Лукавый сексуальный лжец — страница 35 из 53

Меня возвращает в реальность из этих нелепых рассуждений ее ошибочный шаг — она нажимает на кнопку прыжка вместо выстрела — и ее убивают.

— Черт! — кричит она и шлепает кулаком по подушке. — Да что за нахер!

Я поворачиваюсь к ней, радостно улыбаясь.

— Получается, я тебя сейчас сделал?

— Думаю, ты преувеличиваешь, — она смотрит на часы. — Мы играем целых…

Перебиваю ее, придвинувшись ближе:

— Признайся, что задумалась о моем пенисе, ну давай.

Она швыряет в меня пустую коробку от сока, и ее глаза округляются, когда я ловлю ее на подлете и бросаю ей в грудь.

Лондон бросается на меня, повалив на диван, и, взяв подушку, шлепает меня ею по лицу. Ее заливистый хохот завораживает меня, и, совершенно не готовый к ее нападению, кашляю от смеха и ее агрессивной щекотки.

Я пытаюсь стряхнуть ее с себя, все больше осознавая, что мы делаем — боремся — и на что это похоже — на прелюдию во всей ее красе, дамы и господа — и продолжаю сталкивать на диван, шлепая ее по рукам и щекоча ее подмышками и между ребер, а другой рукой хватаю подушку позади нее и запускаю ей в лицо.

Лондон сильно толкает меня и спихивает с дивана на пол, тут же запрыгивает сверху и, пригвоздив, пускает в ход серьезные борцовские приемы. Мы вопим и хохочем, кто-то сбросил пачку крекеров на пол, и они хрустят под ее плечом, когда я, перевернувшись, меняюсь с ней местами и нахожу место на ее талии, от щекотки которого она истерически взвывает.

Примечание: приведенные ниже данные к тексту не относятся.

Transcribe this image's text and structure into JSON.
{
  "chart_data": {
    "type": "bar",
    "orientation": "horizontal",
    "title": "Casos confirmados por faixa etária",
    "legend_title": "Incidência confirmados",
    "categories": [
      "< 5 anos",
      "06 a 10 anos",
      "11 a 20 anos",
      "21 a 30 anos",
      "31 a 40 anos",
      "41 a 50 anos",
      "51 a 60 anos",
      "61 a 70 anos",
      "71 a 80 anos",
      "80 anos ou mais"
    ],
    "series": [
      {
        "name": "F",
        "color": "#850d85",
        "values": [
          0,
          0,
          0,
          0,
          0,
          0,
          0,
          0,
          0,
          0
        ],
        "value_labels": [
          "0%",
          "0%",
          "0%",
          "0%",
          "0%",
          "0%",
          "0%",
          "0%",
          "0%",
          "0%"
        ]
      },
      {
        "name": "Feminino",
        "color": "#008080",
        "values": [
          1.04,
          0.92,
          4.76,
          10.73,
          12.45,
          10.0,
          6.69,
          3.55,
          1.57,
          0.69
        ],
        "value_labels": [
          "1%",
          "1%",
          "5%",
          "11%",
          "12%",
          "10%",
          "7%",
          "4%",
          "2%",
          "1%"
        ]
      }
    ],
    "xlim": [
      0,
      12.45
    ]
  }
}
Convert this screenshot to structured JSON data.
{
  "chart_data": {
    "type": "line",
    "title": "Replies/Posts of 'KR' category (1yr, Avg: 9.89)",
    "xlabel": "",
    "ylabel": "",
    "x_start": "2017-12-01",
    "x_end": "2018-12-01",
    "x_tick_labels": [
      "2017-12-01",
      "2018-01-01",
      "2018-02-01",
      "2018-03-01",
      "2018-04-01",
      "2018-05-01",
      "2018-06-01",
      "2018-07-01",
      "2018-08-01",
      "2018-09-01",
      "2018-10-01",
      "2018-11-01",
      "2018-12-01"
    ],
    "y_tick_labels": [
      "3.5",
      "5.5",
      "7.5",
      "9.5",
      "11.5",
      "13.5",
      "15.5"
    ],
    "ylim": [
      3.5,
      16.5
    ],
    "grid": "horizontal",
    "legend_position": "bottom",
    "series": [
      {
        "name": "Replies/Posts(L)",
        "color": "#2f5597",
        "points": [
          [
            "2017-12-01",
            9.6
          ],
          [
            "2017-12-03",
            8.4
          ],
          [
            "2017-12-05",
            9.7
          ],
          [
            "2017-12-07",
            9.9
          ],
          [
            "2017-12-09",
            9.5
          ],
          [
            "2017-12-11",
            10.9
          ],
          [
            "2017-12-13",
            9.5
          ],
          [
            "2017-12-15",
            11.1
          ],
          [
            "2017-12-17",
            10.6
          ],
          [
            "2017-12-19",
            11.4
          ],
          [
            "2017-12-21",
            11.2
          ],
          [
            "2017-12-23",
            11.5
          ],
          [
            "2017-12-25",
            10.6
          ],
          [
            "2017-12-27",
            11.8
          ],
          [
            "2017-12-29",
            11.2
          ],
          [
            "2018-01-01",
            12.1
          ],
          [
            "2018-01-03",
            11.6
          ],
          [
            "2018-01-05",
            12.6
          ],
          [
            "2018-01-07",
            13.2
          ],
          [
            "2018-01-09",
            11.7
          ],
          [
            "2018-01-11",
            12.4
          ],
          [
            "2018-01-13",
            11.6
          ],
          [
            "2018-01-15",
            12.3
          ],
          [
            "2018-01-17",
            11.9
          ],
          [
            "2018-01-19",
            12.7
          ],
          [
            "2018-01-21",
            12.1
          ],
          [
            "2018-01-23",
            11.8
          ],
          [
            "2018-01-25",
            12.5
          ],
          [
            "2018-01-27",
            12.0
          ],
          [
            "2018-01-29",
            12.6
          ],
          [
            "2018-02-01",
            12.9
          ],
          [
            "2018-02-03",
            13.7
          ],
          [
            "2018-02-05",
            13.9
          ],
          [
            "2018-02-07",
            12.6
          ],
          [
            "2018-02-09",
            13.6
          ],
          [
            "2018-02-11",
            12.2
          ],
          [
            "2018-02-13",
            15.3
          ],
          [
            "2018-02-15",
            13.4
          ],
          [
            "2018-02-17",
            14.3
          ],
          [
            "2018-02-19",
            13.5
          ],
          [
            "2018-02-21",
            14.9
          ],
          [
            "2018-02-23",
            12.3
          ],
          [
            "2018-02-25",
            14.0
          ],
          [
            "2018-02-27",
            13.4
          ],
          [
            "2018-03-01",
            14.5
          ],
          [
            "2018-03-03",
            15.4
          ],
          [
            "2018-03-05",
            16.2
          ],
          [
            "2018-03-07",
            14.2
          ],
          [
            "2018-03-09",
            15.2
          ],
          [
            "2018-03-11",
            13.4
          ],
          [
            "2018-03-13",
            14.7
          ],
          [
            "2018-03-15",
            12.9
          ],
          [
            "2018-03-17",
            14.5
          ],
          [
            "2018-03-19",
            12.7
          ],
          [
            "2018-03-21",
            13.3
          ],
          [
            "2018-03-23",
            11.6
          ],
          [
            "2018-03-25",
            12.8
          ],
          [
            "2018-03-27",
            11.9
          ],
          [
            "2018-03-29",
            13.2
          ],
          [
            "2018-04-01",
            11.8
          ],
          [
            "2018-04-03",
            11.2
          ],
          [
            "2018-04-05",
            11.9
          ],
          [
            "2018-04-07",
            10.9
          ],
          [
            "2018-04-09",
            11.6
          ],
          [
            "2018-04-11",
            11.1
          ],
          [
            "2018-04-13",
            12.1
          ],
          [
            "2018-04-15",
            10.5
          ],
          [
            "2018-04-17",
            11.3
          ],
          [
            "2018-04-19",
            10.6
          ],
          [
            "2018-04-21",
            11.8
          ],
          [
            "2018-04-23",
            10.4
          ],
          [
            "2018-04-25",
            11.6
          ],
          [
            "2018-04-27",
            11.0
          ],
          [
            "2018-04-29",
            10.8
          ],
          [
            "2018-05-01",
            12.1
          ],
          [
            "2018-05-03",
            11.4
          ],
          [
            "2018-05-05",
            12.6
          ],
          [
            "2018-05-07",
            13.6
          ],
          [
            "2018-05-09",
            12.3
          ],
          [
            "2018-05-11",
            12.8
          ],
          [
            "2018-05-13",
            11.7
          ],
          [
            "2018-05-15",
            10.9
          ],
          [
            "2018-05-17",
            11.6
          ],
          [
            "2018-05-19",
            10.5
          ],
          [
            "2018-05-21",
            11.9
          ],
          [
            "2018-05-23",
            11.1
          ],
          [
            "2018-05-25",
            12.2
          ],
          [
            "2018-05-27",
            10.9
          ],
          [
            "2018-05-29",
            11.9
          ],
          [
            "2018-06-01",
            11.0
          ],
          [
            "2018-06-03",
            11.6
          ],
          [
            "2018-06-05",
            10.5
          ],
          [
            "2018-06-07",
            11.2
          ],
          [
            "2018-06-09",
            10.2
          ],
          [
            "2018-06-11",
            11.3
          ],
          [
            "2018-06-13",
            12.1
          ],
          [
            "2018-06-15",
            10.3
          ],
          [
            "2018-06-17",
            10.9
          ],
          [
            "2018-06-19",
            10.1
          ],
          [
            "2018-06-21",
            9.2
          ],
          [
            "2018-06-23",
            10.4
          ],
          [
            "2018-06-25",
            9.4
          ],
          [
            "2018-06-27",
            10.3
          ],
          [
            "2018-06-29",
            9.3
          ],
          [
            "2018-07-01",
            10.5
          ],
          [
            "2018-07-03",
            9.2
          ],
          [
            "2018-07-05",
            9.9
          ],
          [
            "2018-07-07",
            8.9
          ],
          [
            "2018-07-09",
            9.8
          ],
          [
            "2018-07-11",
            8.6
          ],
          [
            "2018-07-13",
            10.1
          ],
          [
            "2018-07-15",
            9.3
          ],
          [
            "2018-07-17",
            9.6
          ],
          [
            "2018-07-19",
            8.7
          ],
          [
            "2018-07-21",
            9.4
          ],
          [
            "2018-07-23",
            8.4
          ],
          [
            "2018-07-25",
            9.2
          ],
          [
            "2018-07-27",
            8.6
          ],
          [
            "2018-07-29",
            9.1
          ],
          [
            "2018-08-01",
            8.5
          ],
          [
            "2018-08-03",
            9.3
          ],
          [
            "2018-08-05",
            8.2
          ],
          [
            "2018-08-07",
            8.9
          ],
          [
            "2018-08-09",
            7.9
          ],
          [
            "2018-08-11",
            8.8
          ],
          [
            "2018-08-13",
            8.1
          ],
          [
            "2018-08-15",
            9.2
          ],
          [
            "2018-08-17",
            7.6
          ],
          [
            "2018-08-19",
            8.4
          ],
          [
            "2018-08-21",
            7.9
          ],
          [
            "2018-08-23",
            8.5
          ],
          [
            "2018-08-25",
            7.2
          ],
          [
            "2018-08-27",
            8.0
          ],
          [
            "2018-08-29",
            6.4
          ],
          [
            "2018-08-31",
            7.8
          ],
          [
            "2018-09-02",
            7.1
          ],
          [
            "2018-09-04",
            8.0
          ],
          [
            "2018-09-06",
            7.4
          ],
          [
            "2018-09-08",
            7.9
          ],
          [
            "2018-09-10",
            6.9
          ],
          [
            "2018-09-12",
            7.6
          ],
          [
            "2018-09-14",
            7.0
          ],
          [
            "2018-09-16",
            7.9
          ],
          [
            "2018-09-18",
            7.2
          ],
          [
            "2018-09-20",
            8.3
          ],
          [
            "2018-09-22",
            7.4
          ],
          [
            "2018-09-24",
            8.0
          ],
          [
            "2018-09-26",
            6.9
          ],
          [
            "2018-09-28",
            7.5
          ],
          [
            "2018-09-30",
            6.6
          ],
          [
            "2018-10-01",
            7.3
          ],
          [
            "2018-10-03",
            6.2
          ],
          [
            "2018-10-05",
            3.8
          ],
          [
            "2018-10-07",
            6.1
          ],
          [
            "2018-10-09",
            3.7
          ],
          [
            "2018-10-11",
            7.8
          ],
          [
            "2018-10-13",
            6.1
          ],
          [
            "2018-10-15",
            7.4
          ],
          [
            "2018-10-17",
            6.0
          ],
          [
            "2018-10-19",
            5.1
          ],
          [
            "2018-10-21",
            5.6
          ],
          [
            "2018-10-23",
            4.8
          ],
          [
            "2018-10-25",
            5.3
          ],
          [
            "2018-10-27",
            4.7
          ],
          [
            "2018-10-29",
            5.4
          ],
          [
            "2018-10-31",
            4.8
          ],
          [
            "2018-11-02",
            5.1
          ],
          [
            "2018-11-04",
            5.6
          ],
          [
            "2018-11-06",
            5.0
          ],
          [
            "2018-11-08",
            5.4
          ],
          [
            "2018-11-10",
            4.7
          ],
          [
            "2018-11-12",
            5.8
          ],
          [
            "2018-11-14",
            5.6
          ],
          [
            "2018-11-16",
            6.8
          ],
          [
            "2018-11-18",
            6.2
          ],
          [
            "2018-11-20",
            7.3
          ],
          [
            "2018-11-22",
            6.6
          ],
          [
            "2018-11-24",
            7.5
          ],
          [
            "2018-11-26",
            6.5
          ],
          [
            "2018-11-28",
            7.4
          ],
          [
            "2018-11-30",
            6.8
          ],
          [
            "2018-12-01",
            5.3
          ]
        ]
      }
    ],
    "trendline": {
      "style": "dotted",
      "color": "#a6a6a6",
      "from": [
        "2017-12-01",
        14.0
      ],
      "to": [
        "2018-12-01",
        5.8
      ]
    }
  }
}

Она отбрасывает мою руку, когда та приближается к ее груди, а я реагирую на ее пронзительные вопли, как извращенец, наклонившись вдохнуть ее запах в основании шеи.

Лондон визжит еще громче, и, жесть, кажется, я оглох. Одной рукой прикрыв правое ухо, другой я стараюсь отражать ее неотступное нападение.

И тут до нас обоих одновременно доходит, что я практически лежу на ней, устроившись между ее ног, и так же одновременно мы замираем. Я бы слез с нее, если бы она не держала меня так крепко, схватившись кулаками за футболку, и если бы не путешествовала взглядом по моему телу от живота до лица.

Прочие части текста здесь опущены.